Introduction

A startling hypothesis is taking shape in the realm of astrophysics: neutron stars with masses lighter than even the humble white dwarf could be lurking in the cosmos. Typically, neutron stars are observed to have masses between 1.4 and 2.0 times that of our Sun. This upper limit is well understood; any neutron star exceeding about two solar masses is destined to collapse into a black hole. On the flip side, the lower limit aligns with the characteristics of white dwarfs, which rely on electron pressure to resist gravitational collapse as discovered by Subrahmanyan Chandrasekhar in 1930, known famously as the Chandrasekhar Limit of 1.4 solar masses.

Challenging Assumptions

However, a prevailing assumption that a neutron star must always exceed this mass level is being challenged. While conventional models suggest that stellar entities beneath 1.4 solar masses should remain confined to white dwarf status, the scenario changes dramatically during a supernova. When massive stars reach their life’s end, they undergo spectacular supernova explosions that could rapidly compress the central core, potentially creating a neutron core of mass under 1.4 solar masses. This leads to an intriguing inquiry: can such neutron 'stars' truly exist in stability, or would they succumb to gravitational collapse?

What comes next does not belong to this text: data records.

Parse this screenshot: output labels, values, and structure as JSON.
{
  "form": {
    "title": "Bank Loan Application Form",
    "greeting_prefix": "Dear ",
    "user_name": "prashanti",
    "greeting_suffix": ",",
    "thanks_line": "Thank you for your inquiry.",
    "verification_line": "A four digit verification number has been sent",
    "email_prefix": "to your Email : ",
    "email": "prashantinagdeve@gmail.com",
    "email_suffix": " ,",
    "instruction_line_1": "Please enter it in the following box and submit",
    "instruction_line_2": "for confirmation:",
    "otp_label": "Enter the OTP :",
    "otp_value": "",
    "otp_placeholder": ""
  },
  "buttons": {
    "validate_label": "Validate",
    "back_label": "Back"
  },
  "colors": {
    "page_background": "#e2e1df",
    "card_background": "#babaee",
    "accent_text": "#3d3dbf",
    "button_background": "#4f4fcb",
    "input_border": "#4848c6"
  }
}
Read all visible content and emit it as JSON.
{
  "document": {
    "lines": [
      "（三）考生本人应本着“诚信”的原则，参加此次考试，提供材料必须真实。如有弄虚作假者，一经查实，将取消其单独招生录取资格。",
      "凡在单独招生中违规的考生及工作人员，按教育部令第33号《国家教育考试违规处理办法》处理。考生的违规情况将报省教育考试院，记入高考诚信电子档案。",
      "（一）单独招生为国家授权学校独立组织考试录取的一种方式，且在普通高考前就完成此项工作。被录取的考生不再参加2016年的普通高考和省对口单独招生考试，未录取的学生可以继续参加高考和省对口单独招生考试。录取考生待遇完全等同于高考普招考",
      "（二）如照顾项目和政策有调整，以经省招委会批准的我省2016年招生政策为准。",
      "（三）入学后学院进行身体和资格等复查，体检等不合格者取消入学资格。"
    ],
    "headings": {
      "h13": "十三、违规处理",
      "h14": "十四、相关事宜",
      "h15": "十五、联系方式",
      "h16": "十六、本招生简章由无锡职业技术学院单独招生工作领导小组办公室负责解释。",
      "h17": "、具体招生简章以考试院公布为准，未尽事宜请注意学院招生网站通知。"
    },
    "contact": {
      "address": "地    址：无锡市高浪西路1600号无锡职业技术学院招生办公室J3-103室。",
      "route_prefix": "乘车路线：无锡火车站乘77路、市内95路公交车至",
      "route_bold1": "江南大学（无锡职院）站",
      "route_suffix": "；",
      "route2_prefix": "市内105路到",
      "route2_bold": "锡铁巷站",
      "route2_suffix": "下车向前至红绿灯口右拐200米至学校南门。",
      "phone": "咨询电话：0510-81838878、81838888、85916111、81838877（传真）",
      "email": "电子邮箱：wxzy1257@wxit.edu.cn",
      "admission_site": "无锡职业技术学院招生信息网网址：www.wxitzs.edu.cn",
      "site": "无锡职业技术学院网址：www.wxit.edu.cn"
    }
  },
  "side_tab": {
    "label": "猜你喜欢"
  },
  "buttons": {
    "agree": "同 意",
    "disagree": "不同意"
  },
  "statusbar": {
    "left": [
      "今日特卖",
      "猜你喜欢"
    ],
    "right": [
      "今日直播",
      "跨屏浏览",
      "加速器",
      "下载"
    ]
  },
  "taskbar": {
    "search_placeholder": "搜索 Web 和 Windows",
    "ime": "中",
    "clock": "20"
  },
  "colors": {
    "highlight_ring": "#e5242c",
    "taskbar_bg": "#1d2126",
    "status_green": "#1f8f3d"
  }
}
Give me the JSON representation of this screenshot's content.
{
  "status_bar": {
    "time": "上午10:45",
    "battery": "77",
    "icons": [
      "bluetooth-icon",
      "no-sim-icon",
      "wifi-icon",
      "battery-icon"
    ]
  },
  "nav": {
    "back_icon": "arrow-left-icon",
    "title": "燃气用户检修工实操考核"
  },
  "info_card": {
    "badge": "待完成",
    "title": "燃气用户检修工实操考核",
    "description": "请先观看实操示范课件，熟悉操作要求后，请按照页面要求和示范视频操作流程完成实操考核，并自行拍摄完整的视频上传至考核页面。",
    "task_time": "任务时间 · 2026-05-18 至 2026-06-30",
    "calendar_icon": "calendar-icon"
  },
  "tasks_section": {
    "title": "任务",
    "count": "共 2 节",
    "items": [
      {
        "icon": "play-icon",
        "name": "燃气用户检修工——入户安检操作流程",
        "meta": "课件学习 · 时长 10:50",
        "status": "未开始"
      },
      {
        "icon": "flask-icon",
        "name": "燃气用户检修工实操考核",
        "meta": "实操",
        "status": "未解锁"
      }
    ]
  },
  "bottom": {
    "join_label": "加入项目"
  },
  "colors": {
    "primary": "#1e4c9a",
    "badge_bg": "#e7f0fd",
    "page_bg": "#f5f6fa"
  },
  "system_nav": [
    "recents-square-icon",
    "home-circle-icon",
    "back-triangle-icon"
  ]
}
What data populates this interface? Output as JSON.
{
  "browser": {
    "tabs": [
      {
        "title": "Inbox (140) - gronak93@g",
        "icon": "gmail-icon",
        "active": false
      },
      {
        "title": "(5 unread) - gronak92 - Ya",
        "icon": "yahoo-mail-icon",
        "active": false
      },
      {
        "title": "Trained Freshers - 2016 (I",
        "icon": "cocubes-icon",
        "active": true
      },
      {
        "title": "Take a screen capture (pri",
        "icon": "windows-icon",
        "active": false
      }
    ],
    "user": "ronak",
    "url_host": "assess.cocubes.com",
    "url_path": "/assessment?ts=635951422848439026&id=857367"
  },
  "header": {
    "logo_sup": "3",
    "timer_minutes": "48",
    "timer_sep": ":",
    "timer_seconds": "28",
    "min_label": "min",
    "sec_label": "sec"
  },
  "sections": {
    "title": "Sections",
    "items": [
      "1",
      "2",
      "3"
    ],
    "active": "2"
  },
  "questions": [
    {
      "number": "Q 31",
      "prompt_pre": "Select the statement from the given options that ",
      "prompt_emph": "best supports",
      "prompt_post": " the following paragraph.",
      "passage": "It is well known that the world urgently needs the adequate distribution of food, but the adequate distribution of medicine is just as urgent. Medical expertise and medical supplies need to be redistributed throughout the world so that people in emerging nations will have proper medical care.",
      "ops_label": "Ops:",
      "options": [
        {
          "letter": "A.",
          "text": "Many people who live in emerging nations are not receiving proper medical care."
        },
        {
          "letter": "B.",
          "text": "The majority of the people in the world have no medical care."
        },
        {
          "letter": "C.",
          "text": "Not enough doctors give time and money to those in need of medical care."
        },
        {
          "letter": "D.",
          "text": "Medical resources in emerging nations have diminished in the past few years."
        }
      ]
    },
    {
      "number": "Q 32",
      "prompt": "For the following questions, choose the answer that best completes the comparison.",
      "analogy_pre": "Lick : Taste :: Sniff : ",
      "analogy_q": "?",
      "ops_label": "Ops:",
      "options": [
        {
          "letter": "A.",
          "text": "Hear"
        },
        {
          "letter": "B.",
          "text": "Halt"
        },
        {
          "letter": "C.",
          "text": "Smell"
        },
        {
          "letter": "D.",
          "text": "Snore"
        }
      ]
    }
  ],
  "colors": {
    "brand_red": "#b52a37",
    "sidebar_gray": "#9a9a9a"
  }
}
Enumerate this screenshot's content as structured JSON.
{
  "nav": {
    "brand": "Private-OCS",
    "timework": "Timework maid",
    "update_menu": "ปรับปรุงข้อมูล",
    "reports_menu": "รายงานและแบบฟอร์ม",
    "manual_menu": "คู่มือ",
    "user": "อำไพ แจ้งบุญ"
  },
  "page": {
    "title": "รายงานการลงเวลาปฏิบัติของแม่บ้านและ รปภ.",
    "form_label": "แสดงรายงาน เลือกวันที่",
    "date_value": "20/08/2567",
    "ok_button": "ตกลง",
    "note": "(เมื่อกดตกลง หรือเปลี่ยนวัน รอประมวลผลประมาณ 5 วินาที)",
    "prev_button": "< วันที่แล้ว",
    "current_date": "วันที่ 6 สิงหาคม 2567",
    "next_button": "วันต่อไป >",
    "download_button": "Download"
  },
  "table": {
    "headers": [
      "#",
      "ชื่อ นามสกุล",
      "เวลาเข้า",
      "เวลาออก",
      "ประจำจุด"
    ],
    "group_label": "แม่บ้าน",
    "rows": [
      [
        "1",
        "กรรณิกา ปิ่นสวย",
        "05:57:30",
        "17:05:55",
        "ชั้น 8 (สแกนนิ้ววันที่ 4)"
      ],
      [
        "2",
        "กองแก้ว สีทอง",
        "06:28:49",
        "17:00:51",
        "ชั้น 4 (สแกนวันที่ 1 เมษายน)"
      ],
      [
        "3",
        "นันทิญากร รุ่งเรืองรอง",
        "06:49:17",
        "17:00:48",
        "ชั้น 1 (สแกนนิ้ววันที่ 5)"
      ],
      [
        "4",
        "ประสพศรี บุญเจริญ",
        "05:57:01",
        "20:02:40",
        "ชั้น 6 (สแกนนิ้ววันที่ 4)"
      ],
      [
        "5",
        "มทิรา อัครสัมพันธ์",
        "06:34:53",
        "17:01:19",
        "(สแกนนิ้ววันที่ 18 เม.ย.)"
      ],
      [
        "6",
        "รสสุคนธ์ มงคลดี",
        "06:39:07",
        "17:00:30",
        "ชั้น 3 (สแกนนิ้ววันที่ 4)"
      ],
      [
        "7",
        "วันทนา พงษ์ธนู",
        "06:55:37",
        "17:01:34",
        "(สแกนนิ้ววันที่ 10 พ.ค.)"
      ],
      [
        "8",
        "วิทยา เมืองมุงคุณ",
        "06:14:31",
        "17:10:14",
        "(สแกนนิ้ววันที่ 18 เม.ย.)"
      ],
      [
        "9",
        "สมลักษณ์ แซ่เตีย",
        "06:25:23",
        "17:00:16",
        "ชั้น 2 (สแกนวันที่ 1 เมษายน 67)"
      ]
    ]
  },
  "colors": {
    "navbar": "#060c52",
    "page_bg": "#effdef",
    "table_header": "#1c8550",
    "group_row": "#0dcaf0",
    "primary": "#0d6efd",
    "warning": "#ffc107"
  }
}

The Tolman-Oppenheimer-Volkoff Equation

The stability of neutron matter is governed by the complex Tolman-Oppenheimer-Volkoff (TOV) equation, which predicts the mass limits for neutron stars. Current parameters provided by the TOV equation suggest an upper limit of approximately 2.17 solar masses while proposing a lower threshold around 1.1 solar masses. Intriguingly, when parameters are pushed to their extremes based on observational data, this lower limit may even dip as low as 0.4 solar masses.

Research Insights

A research study recently published on arXiv focuses on this ambiguity, examining gravitational wave data from the third observational run of the LIGO and Virgo observatories. Astrophysicists have mostly detected mergers between black holes; however, the gravitational wave detectors also capture signals from the merging of two neutron stars or between a neutron star and a black hole. The challenge lies in the fact that these lighter neutron stars would exhibit significant tidal deformations, altering the characteristic 'chirp' of the gravitational wave signals produced during mergers. The smaller the neutron star, the more pronounced the deformation, complicating detection efforts.

Simulation and Findings

To explore this, the research team simulated potential merger scenarios involving neutron stars with masses below that of white dwarfs, calculating how these deformations would shift the observable chirp in the gravitational wave data. Although their investigation did not reveal any small-mass neutron stars, they managed to establish an upper limit on the plausible frequency of such mergers. Their findings conclude that there can be a maximum of 2,000 detectable mergers involving neutron stars weighing up to 70% of the Sun’s mass.

Conclusion

While this may seem like a modest figure, it is imperative to consider that we are still on the frontier of gravitational wave astronomy. With advancements in technology over the next few decades, more sensitive gravitational wave detectors will emerge, making it possible to either uncover these elusive small neutron stars or ultimately prove their nonexistence. This provocative discovery raises tantalizing possibilities about the diversity of stellar remnants in our universe and the mysteries that still await revelation in the cosmic symphony of gravitational waves. Keep your eyes on the skies, as the next breakthroughs in our understanding of neutron stars might just be around the corner!